Hace años emprendí un largo viaje a través de la bota de Italia. En el extremo, en Bríndisi, me subí a un barco que habría de navegar entre las islas griegas. Sentado en la cubierta, con una mochila, con muy poco dinero, llegué a Corfú. La isla, pintoresca y glamorosa, es conocida por las celebridades que buscan refugio en sus callejuelas, en sus playas, en sus casitas blancas acuchilladas por un sol agobiante. Alguien muy confiable me había dicho que ahí se escondía Greta Garbo, sola y atormentada, acosada por los achaques de la vejez. Su proverbial belleza habría cedido ahí, detrás de las persianas cerradas, a las embestidas de las arrugas.
La actriz de origen sueco, retirada desde 1941 a los 36 luego de una corta pero brillante carrera, vivía en aquel apartado paraíso tratando de pasar desapercibida entre montones de turistas. Eso decían. Acosada por los periodistas, los productores, los admiradores, vivía sus días como un enigmático mito en fuga.
Nunca di con ella. La busqué por todas partes imaginando cómo se vería a las puertas de los 80. Rubia, de piel muy blanca, elegante, escondida detrás de unos enormes anteojos oscuros, seguiría siendo aquella mujer altiva que sabía poco, casi nada, acerca de la sonrisa. Por alguna razón tenía en la cabeza la idea de que habría de encontrarla en un colorido negocio callejero de fruta, una carreta bajo el sol, plena de manzanas, toronjas, melones y sandías. Pero no. Si estaba por ahí cerca lo suyo no era la alimentación sana.

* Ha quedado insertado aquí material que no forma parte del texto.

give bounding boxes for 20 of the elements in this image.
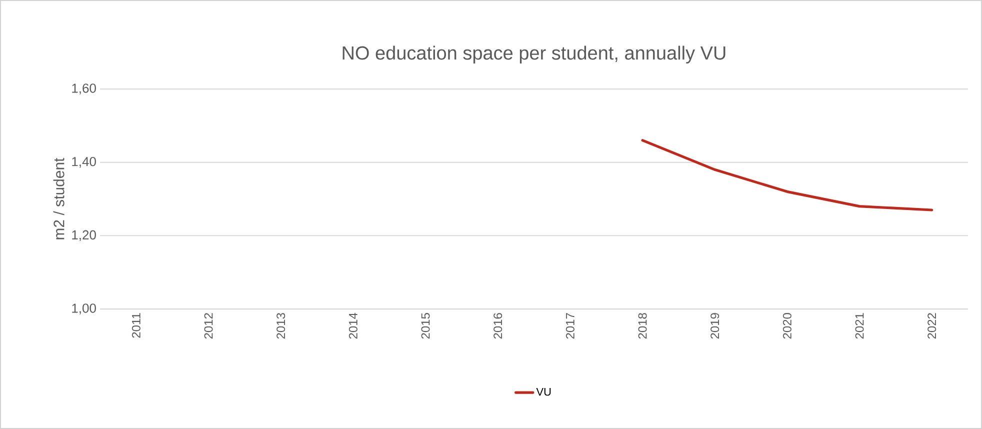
legend-label: VU	[536, 388, 551, 396]
y-axis-title: m2 / student	[53, 158, 64, 240]
x-tick-label: 2017	[566, 313, 574, 339]
x-tick-label: 2022	[928, 313, 936, 339]
x-tick-label: 2021	[855, 313, 864, 339]
x-tick-label: 2014	[348, 312, 358, 339]
y-tick-label: 1,00	[72, 304, 96, 314]
y-tick-label: 1,20	[72, 230, 96, 242]
x-tick-label: 2012	[204, 313, 213, 339]
x-tick-label: 2013	[276, 313, 286, 339]
x-tick-label: 2015	[421, 313, 430, 339]
x-tick-label: 2020	[782, 313, 792, 339]
line-series	[641, 139, 934, 212]
x-tick-label: 2011	[132, 313, 140, 338]
x-tick-label: 2018	[638, 313, 647, 339]
x-tick-label: 2019	[710, 313, 720, 339]
y-tick-label: 1,60	[72, 84, 96, 94]
chart-title: NO education space per student, annually VU	[342, 46, 726, 64]
y-tick-label: 1,40	[72, 156, 96, 168]
x-tick-label: 2016	[494, 313, 502, 339]
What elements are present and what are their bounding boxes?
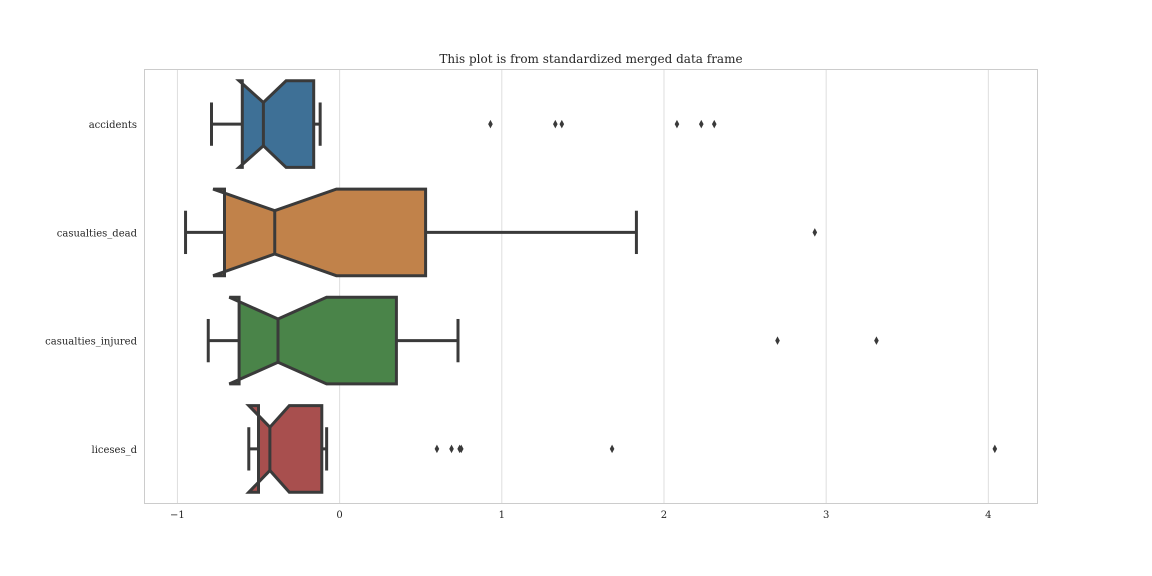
box-casualties_dead — [184, 187, 818, 278]
x-tick-label: 4 — [985, 510, 991, 521]
outlier-point — [775, 336, 780, 345]
plot-frame — [144, 69, 1038, 504]
outlier-point — [992, 444, 998, 454]
outlier-point — [609, 444, 615, 454]
x-tick-labels: −1 0 1 2 3 4 — [170, 510, 991, 521]
outlier-point — [457, 444, 462, 454]
x-tick-label: 0 — [336, 510, 342, 521]
outlier-point — [434, 444, 440, 454]
outlier-point — [698, 119, 704, 129]
box-liceses_d — [245, 404, 998, 494]
outlier-point — [488, 119, 493, 129]
outlier-point — [711, 119, 717, 129]
category-labels: accidents casualties_dead casualties_injur… — [45, 120, 137, 456]
box-casualties_injured — [206, 295, 879, 386]
outlier-point — [449, 444, 454, 454]
box-accidents — [209, 79, 717, 169]
chart-title: This plot is from standardized merged da… — [439, 52, 742, 66]
outlier-point — [812, 228, 818, 237]
box-body — [228, 295, 398, 386]
x-tick-label: 3 — [823, 510, 829, 521]
outlier-point — [874, 336, 879, 345]
category-label: liceses_d — [92, 445, 138, 456]
x-tick-label: 2 — [661, 510, 667, 521]
category-label: casualties_injured — [45, 337, 137, 348]
x-tick-label: 1 — [499, 510, 505, 521]
outlier-point — [553, 119, 558, 129]
x-tick-label: −1 — [170, 510, 185, 521]
box-body — [212, 187, 428, 278]
grid-lines — [176, 70, 989, 503]
box-body — [235, 79, 316, 169]
boxes-layer — [184, 79, 998, 494]
outlier-point — [559, 119, 565, 129]
category-label: casualties_dead — [57, 228, 138, 239]
category-label: accidents — [89, 120, 137, 131]
outlier-point — [674, 119, 680, 129]
box-body — [245, 404, 324, 494]
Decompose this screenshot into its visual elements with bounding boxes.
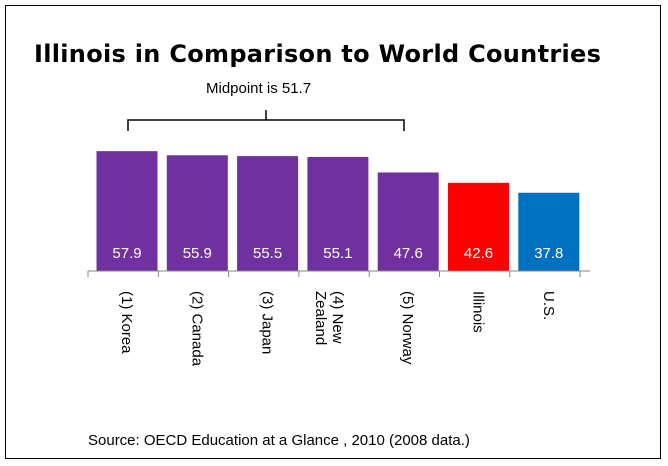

Once días después me subí al barco y emprendí el regreso. Entendí entonces el sentido de una de sus pocas declaraciones: “Mi vida ha sido una travesía de escondites, puertas traseras, ascensores secretos, y todas las posibles maneras de pasar desapercibida para no ser molestada por nadie”. Poco después supe que una neumonía en complicidad con una insuficiencia renal se la habían llevado en Nueva York a los 84. Tal vez muchos ignoraban entonces quién era aquella mujer que esperaba su último adiós en la plancha de una funeraria local antes de entrar al crematorio.
Desde sus inicios en Hollywood al comienzo de lo años 20, había actuado en un montón de películas mudas y sonoras, dirigida por los más grandes directores y al lado de los mejores actores. Su desempeño en Ninotchka a finales de los 30 bajo la dirección del enorme Ernst Lubitsch hizo crecer su popularidad no solo por su actuación sino por su única sonrisa pública.
La Garbo dejó constancia de sus sufrimientos en muchas de sus cartas, dirigidas a las mujeres que amaba. En ellas hablaba de su soledad, de sus miedos, de sus angustias. Un buen paquete de esas misivas anda de aquí para allá, entre devotos fanáticos y casas de subastas. Se cotizan a buen precio y su valor tiene que ver con la enorme belleza de aquella mujer y los relatos de su sufrida existencia en los brazos de una profunda soledad.